Uma bela lembrança que virou um lindo conto!!
Gostei muito!
Tudo bem por aí?
Beijos!
Ah, que lindo, amei ler amigo Carlos, essas histórias de infância nos dão alento por toda a vida, tenho tenho lindas lembranças da minha.
Amigo pisciano, és mesmo um pisciano nato pelo lado do bem, do amor, eu também!
A sensibilidade de alma é bem aguçada e adoramos contar histórias, ler, escrever, bem assim, acho que os blogs nos dão essa maravilhosa oportunidade, amo te ler por aqui!
Abraços bem apertados!
Maravilhoso texto!!
Beijos bom fim de semana
http://coisasdeumavida172.blogspot.pt/
Quer dizer que você é mineiro de Valadares?
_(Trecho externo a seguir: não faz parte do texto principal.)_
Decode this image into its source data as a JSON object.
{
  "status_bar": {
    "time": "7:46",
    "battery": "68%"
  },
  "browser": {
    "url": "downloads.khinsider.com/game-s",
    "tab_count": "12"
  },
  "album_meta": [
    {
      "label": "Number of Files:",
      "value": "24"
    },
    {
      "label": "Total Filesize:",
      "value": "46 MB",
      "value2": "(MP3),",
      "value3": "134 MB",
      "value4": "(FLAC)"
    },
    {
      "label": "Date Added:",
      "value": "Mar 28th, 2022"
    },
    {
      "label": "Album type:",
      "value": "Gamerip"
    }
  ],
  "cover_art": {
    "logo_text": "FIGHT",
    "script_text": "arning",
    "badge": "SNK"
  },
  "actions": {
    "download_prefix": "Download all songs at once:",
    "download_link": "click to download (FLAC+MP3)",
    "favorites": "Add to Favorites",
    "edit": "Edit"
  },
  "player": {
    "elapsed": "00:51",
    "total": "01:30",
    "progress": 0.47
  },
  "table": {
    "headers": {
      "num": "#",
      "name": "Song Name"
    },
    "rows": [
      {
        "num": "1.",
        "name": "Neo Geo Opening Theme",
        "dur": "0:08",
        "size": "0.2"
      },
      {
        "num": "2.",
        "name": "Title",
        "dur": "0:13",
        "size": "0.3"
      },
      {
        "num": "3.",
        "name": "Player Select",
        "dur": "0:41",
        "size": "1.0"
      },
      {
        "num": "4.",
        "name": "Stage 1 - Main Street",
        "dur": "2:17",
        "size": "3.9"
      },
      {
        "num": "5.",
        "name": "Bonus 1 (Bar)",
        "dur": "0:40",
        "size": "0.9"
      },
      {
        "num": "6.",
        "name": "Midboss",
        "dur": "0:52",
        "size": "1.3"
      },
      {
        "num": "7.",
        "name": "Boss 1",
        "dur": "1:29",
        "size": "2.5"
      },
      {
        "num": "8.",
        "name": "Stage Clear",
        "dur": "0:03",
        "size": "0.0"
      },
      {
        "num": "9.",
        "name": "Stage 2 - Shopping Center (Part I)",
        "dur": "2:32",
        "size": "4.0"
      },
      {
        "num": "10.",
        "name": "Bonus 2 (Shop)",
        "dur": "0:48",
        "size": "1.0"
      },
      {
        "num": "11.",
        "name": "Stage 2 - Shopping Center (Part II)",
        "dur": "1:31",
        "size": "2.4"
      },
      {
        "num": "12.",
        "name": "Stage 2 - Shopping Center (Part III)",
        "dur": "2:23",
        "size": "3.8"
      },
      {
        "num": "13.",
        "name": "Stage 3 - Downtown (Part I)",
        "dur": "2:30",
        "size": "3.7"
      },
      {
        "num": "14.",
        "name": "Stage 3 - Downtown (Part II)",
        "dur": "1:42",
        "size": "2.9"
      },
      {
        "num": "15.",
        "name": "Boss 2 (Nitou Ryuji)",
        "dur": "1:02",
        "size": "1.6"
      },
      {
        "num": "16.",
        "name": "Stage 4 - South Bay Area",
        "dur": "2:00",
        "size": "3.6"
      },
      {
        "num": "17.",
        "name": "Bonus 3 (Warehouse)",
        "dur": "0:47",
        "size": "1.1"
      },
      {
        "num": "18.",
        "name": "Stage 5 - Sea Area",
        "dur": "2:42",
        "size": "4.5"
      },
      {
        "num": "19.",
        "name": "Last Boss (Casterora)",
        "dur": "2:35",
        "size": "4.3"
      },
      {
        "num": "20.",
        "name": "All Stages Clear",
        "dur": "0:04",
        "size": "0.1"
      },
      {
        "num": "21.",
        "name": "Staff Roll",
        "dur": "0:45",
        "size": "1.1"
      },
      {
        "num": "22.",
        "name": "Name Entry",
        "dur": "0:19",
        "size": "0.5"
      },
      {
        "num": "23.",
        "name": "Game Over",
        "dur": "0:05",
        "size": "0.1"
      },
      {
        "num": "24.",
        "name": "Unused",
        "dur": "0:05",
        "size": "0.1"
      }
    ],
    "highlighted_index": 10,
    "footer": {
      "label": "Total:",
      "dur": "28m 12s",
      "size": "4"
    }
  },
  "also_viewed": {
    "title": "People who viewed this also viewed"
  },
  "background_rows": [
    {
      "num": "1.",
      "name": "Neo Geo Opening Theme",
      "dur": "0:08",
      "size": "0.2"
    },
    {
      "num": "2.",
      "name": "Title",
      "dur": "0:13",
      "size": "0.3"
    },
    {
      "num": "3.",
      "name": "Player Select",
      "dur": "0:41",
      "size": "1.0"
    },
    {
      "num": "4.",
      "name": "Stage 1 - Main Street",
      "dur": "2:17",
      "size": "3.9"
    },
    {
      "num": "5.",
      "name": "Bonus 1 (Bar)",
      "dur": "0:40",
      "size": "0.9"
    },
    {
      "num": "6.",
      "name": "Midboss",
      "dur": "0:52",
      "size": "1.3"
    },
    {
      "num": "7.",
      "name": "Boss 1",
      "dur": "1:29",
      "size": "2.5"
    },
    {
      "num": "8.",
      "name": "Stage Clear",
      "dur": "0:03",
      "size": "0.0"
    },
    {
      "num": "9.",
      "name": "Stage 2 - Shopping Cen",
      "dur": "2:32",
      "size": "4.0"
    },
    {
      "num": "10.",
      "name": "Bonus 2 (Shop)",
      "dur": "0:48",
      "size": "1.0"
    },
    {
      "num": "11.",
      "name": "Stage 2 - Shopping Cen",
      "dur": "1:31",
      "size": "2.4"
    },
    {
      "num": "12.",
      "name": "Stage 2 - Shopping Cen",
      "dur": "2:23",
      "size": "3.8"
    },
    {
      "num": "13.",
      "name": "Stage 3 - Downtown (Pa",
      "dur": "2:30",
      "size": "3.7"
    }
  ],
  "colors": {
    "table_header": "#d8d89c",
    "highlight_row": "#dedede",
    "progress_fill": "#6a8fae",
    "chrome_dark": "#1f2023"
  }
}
Faz exatamente 34 horas que saí daí. Vinha de Frei Inocêncio, onde fui passar umas horinhas com a família. Mas faz o seguinte: envie-me poemas seus, foto e dados biográficos para letrastaquarenses@yahoo.com.br Sou mineiro também e edito uma revista virtual a dez anos, promovendo sempre o que há de melhor na literatura brasileira. Lhe aguardo,
ACF
Oi amigo poeta!!
Tem dois selinhos para você lá no blog, se quiser pode pegar, ficaria muito feliz! Vim lhe desejar um excelente final de semana, beijos e fique com Deus!!
Carlos
achei o texto delicioso.
bom domingo
beijinho
:9
Oi Carlos, que bom que resolveu contar essa história, gostei de ler e ri muito aqui.
Um abraço e ótima semana!
CARLOS,
esta sua postagem tem aquele jeito que eu gosto!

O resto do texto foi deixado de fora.